Is een van beide juist, dan staat daarmee volgens de rechtbank vast dat voldaan is aan een van de in de alcoholclausule genoemde voorwaarden. Daarmee heeft de verzekeringsmaatschappij ruimschoots voldaan aan haar stelplicht over feiten en omstandigheden die eerder in de sfeer van de bv dan in die van de verzekeraar liggen. De bv heeft daartegenover alleen gesteld dat het bewijs van rijden onder invloed niet is geleverd en dat de ontzegging van de rijbevoegdheid in een te ver verwijderd verband staat met het ongeval.

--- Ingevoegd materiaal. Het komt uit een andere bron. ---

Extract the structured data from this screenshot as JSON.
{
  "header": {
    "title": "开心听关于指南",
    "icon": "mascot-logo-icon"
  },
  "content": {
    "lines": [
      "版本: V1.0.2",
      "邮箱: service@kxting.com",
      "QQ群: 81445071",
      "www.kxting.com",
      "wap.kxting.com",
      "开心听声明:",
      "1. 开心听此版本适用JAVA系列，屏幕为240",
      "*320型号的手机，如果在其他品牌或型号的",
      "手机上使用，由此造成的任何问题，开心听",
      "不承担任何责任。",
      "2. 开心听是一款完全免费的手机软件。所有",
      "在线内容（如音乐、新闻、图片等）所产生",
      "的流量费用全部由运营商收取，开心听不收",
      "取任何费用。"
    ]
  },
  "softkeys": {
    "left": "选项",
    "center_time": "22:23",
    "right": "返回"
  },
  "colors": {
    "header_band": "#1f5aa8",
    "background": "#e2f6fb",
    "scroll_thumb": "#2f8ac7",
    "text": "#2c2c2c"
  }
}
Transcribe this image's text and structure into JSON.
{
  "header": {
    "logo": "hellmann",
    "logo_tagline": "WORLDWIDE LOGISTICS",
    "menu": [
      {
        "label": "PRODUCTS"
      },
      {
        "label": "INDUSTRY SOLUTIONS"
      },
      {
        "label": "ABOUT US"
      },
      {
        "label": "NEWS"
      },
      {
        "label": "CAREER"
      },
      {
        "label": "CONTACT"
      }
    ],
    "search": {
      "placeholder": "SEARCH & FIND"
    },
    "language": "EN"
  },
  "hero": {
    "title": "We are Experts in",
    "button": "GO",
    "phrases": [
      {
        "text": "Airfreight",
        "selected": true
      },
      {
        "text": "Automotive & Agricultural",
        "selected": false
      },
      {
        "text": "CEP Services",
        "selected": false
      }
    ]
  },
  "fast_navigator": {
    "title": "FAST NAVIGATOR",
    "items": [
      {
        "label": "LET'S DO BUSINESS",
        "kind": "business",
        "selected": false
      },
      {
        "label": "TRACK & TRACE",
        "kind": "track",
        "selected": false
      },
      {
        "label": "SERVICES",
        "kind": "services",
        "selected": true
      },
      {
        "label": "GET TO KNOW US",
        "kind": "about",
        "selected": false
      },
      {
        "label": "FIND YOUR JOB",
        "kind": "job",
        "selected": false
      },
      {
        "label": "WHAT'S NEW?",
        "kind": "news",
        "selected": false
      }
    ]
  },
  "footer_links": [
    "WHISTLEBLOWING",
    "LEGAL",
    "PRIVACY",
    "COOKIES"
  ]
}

Zo'n tijdsverloop in de strafrechtelijke afdoening van rijden onder invloed en daarmee gelijk te stellen verkeersmisdrijven is volgens de rechtbank echter niet ongebruikelijk.
Nu het beroep van de verzekeringsmaatschappij op de alcoholclausule standhoudt, hoeft zij het door de bv geëiste bedrag niet uit te keren. De vorderingen van de bv worden dan ook afgewezen.